P - Consideraria os jogos (ou, pelo menos alguns) uma criação artística?
R - Poderá ver num texto no meu blog o que penso e o que sinto. Mas a realidade é que nos últimos tempos apesar de todas as tentativas de descredibilização dos videojogos, os EUA tornaram-se num dos maiores apoiantes desta forma de arte. Em Maio deste ano, o National Endowment for the Arts do governo Americano passou a reconhecer os videojogos com o estatuto de arte, e assim permitindo que estes artefactos concorressem ao apoio para as artes do governo Americano. Ao mesmo tempo o Smithsonian American Art Museum de Washington tem uma exposição a decorrer até Setembro sobre exatamente a Arte dos Videojogos. Por isso o resultado do processo que agora terminou na Califórnia era expectável, o contrário seria um escândalo.
P - E porque tem havido resistência a colocar os videojogos no mesmo patamar dos outros produtos culturais, mesmo numa altura em que os valores de produção são já muito elevados?
R - Bem a questão de definir o que é arte e o que não é, não se mede propriamente pelo valor económico da atividade. A definição sobre o que é arte e o que não é, surge após um processo longo de debate na sociedade, de análise, estudos, trabalhos e artefactos criados.
A resistência à consideração dos videojogos como Arte não foi maior do que aquela que se realizou com o Cinema, que durante anos foi considerada como mero espetáculo de entretenimento de massas, incapaz de comunicar ideias com suficiente profundidade, ou incapaz de comunicar uma visão, uma ideia de um autor sobre o mundo. Os últimos 10 anos foram muito férteis na indústria dos videojogos, produziu-se muito, e quando se produz muito é natural que surjam trabalhos que se superam, e que ultrapassam as fronteiras do media, da arte que os envolve. Julgo que é nestes momentos que as pessoas começam a perceber que podem estar perante algo que não é mais um mero produto, uma mera atividade, mas é algo capaz de nos tocar, de nos demover, e até de alterar o modo como vemos o mundo.
P - Como nos filmes, há vários tipos de violência nos videojogos. Considera a existência de violência (num enquadramento em que o consumidor tem uma postura mais ativa do que a ver um filme) um problema?
R – Claro. Não é porque os videojogos ganharam o estatuto de arte que podem agora fazer e dizer o que quiserem. Aliás muito pelo contrário, esta medida só fará com que os criadores de videojogos tenham um maior respeito pela arte que produzem, e se sintam responsáveis pelas ideias que comunicam.

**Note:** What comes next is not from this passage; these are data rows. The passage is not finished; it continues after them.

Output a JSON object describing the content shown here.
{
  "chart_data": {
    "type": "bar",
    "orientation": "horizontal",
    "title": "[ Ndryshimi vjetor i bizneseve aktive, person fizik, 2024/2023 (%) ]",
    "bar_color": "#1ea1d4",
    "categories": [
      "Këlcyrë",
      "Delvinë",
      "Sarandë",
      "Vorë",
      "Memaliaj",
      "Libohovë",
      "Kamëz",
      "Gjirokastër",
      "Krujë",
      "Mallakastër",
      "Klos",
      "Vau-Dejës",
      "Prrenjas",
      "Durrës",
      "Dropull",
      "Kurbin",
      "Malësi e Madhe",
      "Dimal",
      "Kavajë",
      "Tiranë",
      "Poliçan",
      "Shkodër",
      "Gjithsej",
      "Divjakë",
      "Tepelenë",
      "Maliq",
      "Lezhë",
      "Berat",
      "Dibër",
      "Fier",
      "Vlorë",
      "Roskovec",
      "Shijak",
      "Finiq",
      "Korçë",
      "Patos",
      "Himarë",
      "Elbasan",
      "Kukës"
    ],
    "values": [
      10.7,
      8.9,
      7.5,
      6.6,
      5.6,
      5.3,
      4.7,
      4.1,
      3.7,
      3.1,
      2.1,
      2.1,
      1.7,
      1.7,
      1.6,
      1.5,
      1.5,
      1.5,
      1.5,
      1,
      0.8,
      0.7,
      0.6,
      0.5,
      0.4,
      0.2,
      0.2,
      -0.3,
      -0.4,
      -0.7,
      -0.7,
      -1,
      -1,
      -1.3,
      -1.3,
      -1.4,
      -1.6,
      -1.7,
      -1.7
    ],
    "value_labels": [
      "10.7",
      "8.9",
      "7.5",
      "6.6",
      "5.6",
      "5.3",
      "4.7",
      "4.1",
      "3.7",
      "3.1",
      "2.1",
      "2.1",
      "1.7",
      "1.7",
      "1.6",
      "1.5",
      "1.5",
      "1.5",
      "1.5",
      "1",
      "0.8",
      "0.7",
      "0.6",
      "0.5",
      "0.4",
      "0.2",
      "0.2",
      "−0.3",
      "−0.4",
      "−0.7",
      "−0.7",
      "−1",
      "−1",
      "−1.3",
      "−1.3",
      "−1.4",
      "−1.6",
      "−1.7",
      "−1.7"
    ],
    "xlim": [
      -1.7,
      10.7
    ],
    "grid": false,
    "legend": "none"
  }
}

É que agora fica consagrado na lei americana, não só que eles têm direito à liberdade de expressão como arte, mas também que eles são uma forma fundamental de expressão e de criação de envolvimento emocional e cognitivo com os seus jogadores.

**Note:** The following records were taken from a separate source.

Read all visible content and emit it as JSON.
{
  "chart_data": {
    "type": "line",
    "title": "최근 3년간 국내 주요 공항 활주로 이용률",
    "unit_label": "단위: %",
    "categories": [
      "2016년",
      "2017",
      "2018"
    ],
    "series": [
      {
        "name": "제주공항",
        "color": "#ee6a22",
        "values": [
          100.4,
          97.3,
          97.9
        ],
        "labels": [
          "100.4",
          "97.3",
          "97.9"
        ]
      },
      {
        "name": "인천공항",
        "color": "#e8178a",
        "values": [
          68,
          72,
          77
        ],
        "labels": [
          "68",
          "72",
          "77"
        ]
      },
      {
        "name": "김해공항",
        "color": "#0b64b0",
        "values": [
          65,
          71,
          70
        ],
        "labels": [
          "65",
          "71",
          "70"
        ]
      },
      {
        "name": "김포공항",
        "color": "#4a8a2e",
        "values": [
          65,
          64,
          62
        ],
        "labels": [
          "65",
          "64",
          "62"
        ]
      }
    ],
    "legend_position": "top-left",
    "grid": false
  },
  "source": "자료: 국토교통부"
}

P - E há algum caso em que se tenha deparado com violência que considerou excessiva ?
Sim, falei sobre o assunto longamente no meu blog em 2007 aquando da saída do videojogo Manhunt 2. Explico nesse texto que o fundamental está no modo como a violência é contextualizada no âmbito da obra. No fundo a ética que se assume na apresentação da violência. Até que ponto o artefacto, videojogo ou filme, mostram, defendem e exaltam a violência, ou por outro lado a assumem como algo que pode ser necessário, mas que não é necessariamente bom para as pessoas, para os espetadores e jogadores.
P - A violência nos videojogos é um tema que ocasionalmente irrompe nos media. Parece-lhe que é tratado de forma objectiva?
R - Não, de todo. Os videojogos têm sofrido ataques de todos os lados, principalmente por dois supostos grandes problemas, a violência e o vício. Em nenhum deles estas acusações fazem sentido, e a prova foi esta resolução do tribunal americano. A verdade é que qualquer meio de expressão, qualquer arte, não sendo inócua, tem efeitos sobre os seus seguidores. A sociedade e a arte transformam-se por meio de uma relação de pura simbiose, como tal é natural que existam efeitos. Mas daí a extrapolar esses efeitos para uma degeneração de comportamentos, ou destruição de funcionalidades cognitivas, vai um salto muito grande, que nenhuma arte tem poder para conseguir de modo isolado.